Mancuso contends that cash flow from operations and the credit line is more than sufficient to bankroll the company, which employs more than 750 people, at least for now. “Who knows what will happen two years down the line if the movies don’t perform?” he said.
MGM, like every other studio, including Paramount, Sony, Disney and Fox, is looking for ways to share the financial risk on movies. The company is in discussions with the London-based insurance firm C.E. Heath & Co. about a multiple picture “risk-reduction” deal.
Beyond that, Mancuso and Pisano said MGM is seeking no additional funding and is not cash-strapped.
“We have cash flow from all activities of the company,” said Pisano, which includes television, home video and other divisions, as well as from such recent releases as “GoldenEye,” “The Birdcage” and older titles in the company’s extensive film and TV library.
Mancuso said that not only are there “no massive cutbacks planned,” as some press reports have indicated, “We’ve increased staff in five divisions of the company--television, home video, telecommunications, licensing/merchandising and interactive.”
He attributes any other streamlining on the movie side, including some in marketing and distribution, to “the normal course of doing business.”
Marcus, a former talent agent who’s interviewing at other companies including DreamWorks SKG, is moving out of his office this week and is expected to be replaced shortly. Four months ago, MGM’s United Artists President John Calley left the company to become the new head of Sony Pictures and was replaced by former producer Lindsay Doran.
Mancuso said that despite the loss of his top two original production executives, plans are on course to make the movies that were set up during their tenures. That includes expected spring start dates for “Red Corner,” starring Richard Gere, “Man in the Iron Mask,” with Leonardo DiCaprio, and later in the year “Ump,” likely to star Sylvester Stallone and be directed by Frank Oz, and “Mod Squad,” based on the TV series.
Meanwhile, the studio is starved for major releases between now and the end of the year.
It’s Mancuso’s belief that a lot of the “bad-mouthing” of MGM is not coming strictly from the studio’s usual competitors but from some of the losing bidders and their various legal and financial representatives bitter over not getting MGM.

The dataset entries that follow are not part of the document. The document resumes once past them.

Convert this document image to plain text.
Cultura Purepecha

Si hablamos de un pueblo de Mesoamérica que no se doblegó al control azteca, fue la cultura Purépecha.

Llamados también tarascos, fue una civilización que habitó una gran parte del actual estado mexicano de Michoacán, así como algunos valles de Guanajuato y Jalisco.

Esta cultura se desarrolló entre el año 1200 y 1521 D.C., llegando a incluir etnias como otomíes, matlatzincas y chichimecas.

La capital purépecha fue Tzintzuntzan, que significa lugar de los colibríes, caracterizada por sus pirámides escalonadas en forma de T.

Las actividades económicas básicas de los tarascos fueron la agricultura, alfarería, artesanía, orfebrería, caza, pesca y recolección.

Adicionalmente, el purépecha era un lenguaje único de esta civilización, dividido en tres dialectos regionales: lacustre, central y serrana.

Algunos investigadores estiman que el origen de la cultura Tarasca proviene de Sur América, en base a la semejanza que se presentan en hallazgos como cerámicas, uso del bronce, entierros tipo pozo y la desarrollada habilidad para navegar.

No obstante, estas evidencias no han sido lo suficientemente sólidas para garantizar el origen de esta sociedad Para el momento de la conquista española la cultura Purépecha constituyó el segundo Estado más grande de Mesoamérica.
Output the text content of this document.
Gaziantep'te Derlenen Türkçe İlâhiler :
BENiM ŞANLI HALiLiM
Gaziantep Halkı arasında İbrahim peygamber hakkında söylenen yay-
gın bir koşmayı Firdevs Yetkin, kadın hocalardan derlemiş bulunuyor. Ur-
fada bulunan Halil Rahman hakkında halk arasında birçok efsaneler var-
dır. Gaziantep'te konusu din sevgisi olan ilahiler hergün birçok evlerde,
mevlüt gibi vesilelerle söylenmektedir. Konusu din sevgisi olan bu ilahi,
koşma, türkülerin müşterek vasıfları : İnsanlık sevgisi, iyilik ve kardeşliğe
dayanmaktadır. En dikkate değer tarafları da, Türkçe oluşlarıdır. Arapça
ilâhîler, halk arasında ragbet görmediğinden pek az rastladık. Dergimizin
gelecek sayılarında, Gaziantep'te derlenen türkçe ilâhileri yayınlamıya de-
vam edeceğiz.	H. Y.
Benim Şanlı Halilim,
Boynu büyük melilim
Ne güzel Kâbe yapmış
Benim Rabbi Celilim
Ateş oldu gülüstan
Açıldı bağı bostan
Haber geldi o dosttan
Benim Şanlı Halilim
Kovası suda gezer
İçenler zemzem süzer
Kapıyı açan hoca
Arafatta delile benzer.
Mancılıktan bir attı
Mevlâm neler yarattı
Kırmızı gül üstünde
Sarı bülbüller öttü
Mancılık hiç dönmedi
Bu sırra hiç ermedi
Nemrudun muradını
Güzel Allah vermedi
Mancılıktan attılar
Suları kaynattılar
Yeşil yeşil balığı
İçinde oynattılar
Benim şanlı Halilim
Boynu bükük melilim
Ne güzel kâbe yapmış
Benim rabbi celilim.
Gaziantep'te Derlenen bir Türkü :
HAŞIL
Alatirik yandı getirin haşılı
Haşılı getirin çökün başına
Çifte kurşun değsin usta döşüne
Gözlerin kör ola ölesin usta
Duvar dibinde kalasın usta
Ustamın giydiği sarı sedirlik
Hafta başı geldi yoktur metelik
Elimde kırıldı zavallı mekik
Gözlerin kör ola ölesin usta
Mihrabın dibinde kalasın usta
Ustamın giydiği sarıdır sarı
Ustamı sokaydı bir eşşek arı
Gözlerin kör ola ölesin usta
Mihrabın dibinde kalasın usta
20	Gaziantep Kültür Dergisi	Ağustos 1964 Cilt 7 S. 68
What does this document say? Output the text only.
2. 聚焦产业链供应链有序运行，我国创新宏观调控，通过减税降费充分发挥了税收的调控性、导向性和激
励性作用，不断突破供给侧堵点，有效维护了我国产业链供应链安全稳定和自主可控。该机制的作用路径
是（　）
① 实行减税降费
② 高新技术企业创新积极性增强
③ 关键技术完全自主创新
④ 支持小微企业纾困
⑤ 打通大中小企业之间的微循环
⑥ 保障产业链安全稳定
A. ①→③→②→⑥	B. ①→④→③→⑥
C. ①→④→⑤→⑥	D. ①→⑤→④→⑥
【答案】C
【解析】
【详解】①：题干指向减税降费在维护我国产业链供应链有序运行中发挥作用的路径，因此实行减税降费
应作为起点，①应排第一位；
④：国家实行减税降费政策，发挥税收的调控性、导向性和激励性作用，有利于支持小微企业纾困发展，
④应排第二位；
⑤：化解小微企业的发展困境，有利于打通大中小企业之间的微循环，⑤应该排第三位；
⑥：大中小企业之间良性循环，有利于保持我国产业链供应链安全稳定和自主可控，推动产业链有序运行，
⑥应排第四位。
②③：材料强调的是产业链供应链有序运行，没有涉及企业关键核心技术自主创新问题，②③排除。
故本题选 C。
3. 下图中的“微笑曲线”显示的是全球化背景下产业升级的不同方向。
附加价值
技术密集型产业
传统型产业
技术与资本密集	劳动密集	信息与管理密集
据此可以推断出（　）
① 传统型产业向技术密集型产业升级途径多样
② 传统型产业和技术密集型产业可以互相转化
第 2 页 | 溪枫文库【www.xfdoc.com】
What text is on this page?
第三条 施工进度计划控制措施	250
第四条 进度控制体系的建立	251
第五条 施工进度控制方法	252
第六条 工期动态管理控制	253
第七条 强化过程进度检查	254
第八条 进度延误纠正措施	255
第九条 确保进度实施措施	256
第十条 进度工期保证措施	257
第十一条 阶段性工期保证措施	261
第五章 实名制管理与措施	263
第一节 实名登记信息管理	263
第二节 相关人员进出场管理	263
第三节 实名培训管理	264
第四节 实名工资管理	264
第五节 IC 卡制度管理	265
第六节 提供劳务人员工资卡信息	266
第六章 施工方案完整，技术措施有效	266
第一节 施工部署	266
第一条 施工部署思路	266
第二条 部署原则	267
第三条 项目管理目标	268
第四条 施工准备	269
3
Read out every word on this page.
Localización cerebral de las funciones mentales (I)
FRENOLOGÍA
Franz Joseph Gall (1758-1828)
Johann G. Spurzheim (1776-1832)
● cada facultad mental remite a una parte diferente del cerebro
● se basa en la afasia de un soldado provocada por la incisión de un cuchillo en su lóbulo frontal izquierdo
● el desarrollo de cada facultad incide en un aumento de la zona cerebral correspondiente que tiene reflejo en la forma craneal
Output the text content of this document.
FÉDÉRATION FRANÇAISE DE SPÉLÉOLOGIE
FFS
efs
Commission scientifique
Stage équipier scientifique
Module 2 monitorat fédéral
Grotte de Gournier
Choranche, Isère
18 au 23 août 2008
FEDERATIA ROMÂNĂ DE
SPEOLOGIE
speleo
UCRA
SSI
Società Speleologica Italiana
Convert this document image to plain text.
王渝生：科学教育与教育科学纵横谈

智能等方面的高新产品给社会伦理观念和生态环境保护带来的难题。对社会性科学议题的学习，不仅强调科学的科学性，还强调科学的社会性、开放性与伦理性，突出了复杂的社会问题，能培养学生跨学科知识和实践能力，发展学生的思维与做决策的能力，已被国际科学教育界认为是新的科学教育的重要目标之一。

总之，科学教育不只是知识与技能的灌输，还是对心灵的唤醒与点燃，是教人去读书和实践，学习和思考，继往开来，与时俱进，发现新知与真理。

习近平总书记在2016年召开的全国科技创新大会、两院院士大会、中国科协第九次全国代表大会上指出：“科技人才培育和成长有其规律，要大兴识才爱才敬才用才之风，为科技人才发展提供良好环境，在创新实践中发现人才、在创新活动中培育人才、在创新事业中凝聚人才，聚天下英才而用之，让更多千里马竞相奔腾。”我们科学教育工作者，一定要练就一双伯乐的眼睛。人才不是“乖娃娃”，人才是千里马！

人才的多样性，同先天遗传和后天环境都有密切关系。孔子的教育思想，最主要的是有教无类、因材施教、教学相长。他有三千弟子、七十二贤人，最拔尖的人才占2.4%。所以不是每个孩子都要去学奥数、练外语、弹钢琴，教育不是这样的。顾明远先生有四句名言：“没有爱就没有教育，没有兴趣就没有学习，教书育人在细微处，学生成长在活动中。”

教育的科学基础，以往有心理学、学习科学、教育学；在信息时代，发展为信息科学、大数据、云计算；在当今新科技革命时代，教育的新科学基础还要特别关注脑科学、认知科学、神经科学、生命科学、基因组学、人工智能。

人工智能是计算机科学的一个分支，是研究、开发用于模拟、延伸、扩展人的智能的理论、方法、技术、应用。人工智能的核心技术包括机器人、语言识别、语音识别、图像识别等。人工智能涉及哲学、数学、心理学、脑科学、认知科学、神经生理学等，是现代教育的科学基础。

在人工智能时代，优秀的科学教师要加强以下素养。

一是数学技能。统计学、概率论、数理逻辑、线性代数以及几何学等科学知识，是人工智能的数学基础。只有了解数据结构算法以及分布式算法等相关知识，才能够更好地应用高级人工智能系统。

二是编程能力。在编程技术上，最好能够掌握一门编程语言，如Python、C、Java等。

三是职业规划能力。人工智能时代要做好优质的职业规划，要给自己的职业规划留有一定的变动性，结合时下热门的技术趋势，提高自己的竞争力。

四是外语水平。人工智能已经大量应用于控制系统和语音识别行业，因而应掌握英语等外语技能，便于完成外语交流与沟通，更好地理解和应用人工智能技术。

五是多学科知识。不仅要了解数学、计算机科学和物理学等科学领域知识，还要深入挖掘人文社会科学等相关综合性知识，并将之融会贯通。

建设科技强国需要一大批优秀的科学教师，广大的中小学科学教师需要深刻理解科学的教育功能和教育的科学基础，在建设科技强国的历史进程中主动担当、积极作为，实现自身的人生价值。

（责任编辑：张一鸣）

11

“These are acts of terrorism,” said Mancuso. “These are vicious lies to create an environment which is meant to be destructive.”
Hollywood was taken by surprise when Kerkorian, the billionaire recluse who had twice owned MGM, backed the management buyout. Kerkorian’s long-standing reputation as the guy who pillaged MGM no doubt compounded ill feelings toward the studio.
Nevertheless, MGM has been sputtering for more than a year, virtually shutting down production during the 11 months the company tried to sell itself. The studio is struggling to reinvent itself as a viable force in the industry after having done so once before with such hits as “GoldenEye,” “Get Shorty” and “Birdcage.”
And while it’s true that Hollywood’s top agents remain somewhat skeptical about the studio’s future prospects given the high cost of doing business without the benefit of diversification enjoyed by the bigger studios, they are rooting for MGM’s success because it’s good business for them.
“This agency is totally supportive of servicing the studio,” says Arnold Rifkin, head of the worldwide motion picture division of the William Morris Agency. “A company needs product and go-pictures and we’re going to do everything we can to help them.”